Crazy Relatable Asians: Kim's Convenience mirrors the modern Asian experience with comedy and heart

Crazy Relatable Asians: Kim's Convenience mirrors the modern Asian experience with comedy and heart

Modern family

Text: Yimin Huang

Editor: Aravin Sandran

Korean-Canadian series Kim Convenience offers a down-to-earth, incisive look into the modern lives of Asians

Crazy Rich Asians and the recent Netflix series To All the Boys I've Loved Before both feature Asian leads and have gained tremendous publicity for their Asian representation. Kim's Convenience, a comedy series that debuted on Netflix internationally in July this year, may not have the glitz and glamour, or a dreamy romance fairytale to boast of, but its ability to be fall-on-the-floor funny while staying true to real-life experiences makes it perhaps the most relatable show on television right now.

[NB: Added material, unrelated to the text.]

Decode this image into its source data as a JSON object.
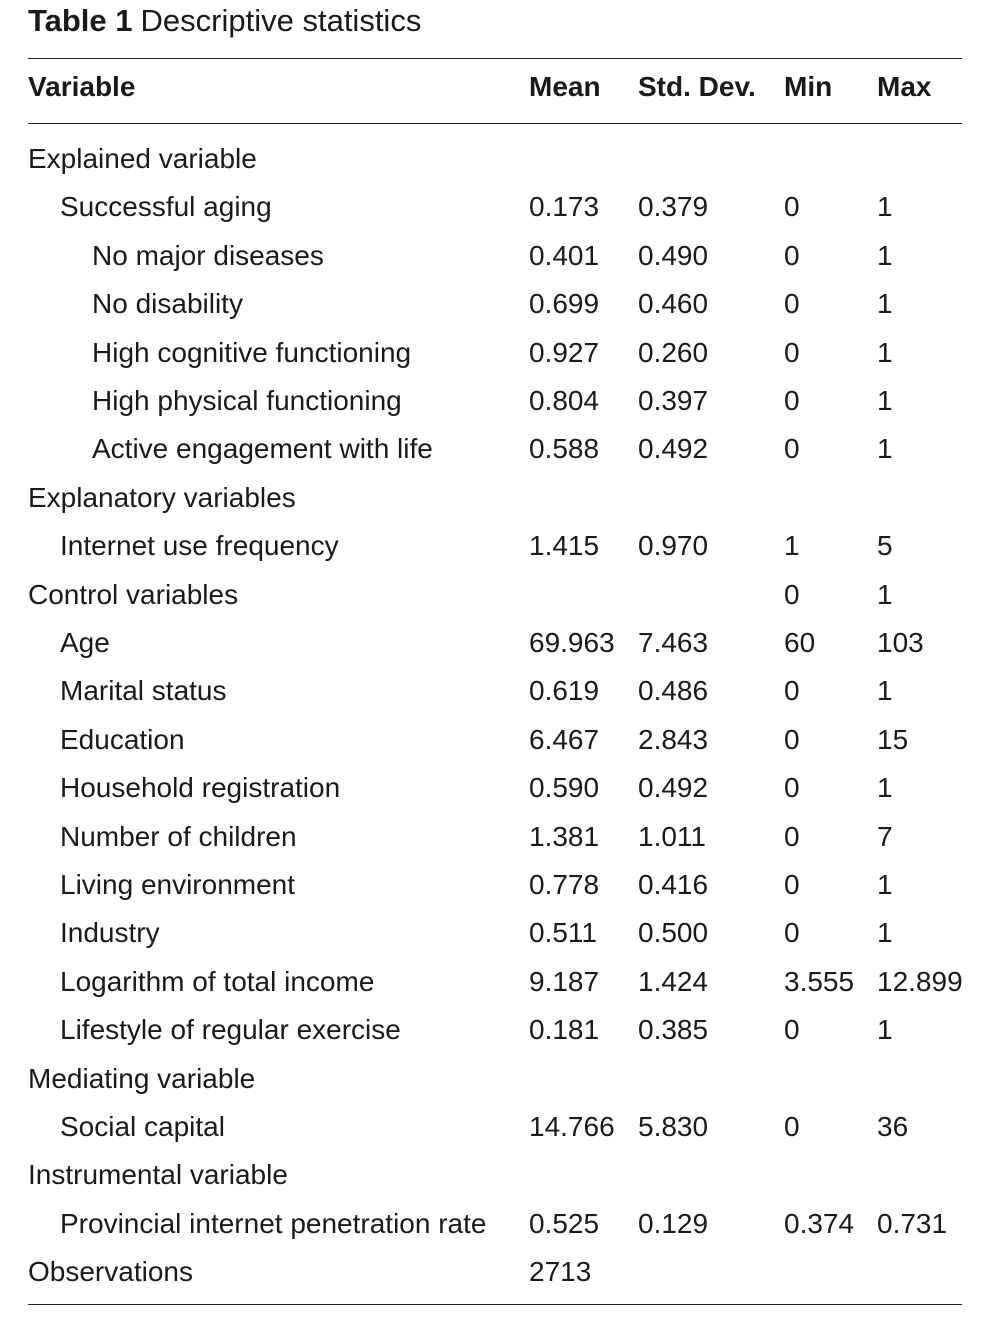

The general plotline of the show is built on the everyday lives of an immigrant Korean family who owns a local 'mama shop'. Tensions and challenges arise because of generational gaps, personality clashes and culture shocks. Though seemingly mundane on the surface, on-the-nose punchlines dare to be a little politically incorrect while the multi-dimensional characters make the series highly watchable and resonant, not only for Korean-Canadians but for Asians all over the world.

The father "Appa" is a blunt character with a typical paunchy dad bod. On one occasion in the pilot episode, he expresses discomfort at the noise created by the Pride parade, and asks some pretty legit questions ("what is the difference between a transsexual and a transgender?") but nonetheless treats LGBTQ customers with respect. The church-going mother "Umma" starts off the series being intrusive about her daughter's love life by pressuring her to seek out potential dates at church, a suggestion that wouldn't be out of place in Singaporean families. However, she slowly grows to recognise the importance of giving her daughter autonomy in her life's choices. There is also the opinionated modern woman, Janet Kim, who is frustrated with her parents' traditionalism and lack of understanding for her endeavours in art. She is the voice for every young Asian person who has ever felt estranged from their parents and society for pursuing a less 'pragmatic' passion. Finally, Jung Kim, Janet's rebellious brother who was once a teenage delinquent struggles to find acceptance from his father. No main character is flat or black-and-white, and their conflicts are often hilarious with plenty of heart. 

Kim's Convenience is available for streaming on Netflix.